2.	Bring the children into the conversation and let them ask questions and voice their own concerns. This is an opportunity to assure your children that they are not being replaced, just that they will be sharing their home and their lives with their step-siblings. 

3.	As you and your spouse learn how to parent each other’s children as well as your own, don’t be afraid to take a backseat once in a while and put the needs of the family above your own wellbeing. Both sets of children will need additional support during the transition, so make yourself available.

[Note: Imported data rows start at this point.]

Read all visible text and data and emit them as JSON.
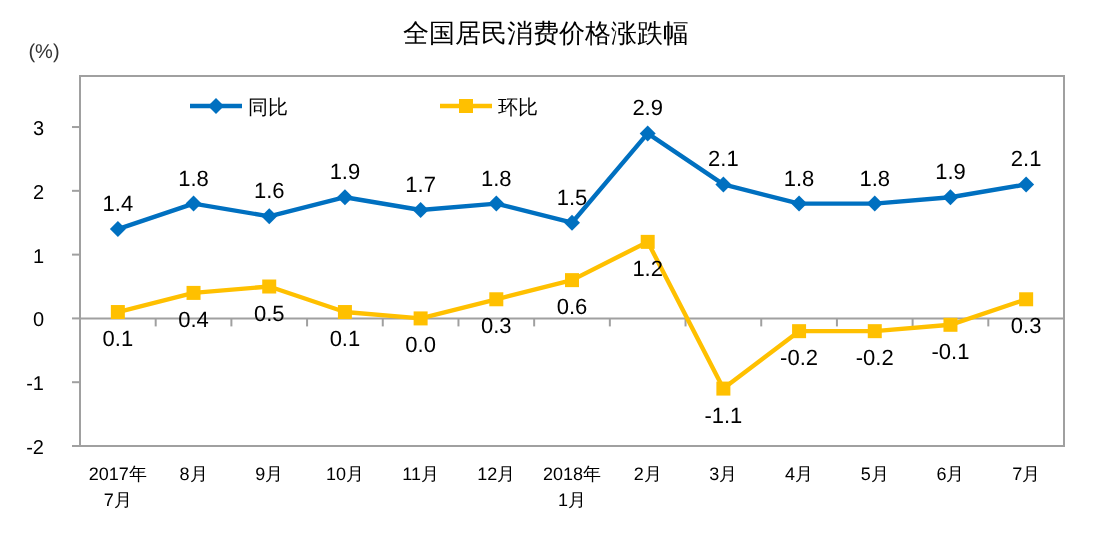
{
  "chart_data": {
    "type": "line",
    "title": "全国居民消费价格涨跌幅",
    "ylabel": "(%)",
    "categories": [
      "2017年\n7月",
      "8月",
      "9月",
      "10月",
      "11月",
      "12月",
      "2018年\n1月",
      "2月",
      "3月",
      "4月",
      "5月",
      "6月",
      "7月"
    ],
    "series": [
      {
        "name": "同比",
        "color": "#0070c0",
        "marker": "diamond",
        "values": [
          1.4,
          1.8,
          1.6,
          1.9,
          1.7,
          1.8,
          1.5,
          2.9,
          2.1,
          1.8,
          1.8,
          1.9,
          2.1
        ],
        "value_labels": [
          "1.4",
          "1.8",
          "1.6",
          "1.9",
          "1.7",
          "1.8",
          "1.5",
          "2.9",
          "2.1",
          "1.8",
          "1.8",
          "1.9",
          "2.1"
        ]
      },
      {
        "name": "环比",
        "color": "#ffc000",
        "marker": "square",
        "values": [
          0.1,
          0.4,
          0.5,
          0.1,
          0.0,
          0.3,
          0.6,
          1.2,
          -1.1,
          -0.2,
          -0.2,
          -0.1,
          0.3
        ],
        "value_labels": [
          "0.1",
          "0.4",
          "0.5",
          "0.1",
          "0.0",
          "0.3",
          "0.6",
          "1.2",
          "-1.1",
          "-0.2",
          "-0.2",
          "-0.1",
          "0.3"
        ]
      }
    ],
    "ylim": [
      -2,
      3.8
    ],
    "yticks": [
      -2,
      -1,
      0,
      1,
      2,
      3
    ],
    "legend": "top",
    "line_style": "solid"
  }
}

4.	Be patient when it comes to forming a bond with your partner’s children. It is a good idea to follow the child’s lead in this case – wait for them to initiate expressions of affection such as hugs and let them choose what name they want to call you (as long as it is respectful, of course). 

5.	Encourage a group mentality with your new blended family by involving everyone in certain decisions. It isn’t a bad idea to hold a weekly family meeting where you can make plans for the weekend, talk about dinner options for the week, and address any issues that arose during the week. You can also structure the meeting around a fun activity such as family game night.

6.	When blending two separate families, you’ll have to make some compromises but you don’t need to change everything entirely. Keep the family traditions that really mean something to you but be open to opportunities to make new family traditions as a blended family. 

As your two families become one, you and your spouse will need to be patient. It will take time for your children to settle in and for you to get used to your new role as a step parent. By following the tips above, you can make the transition more smoothly.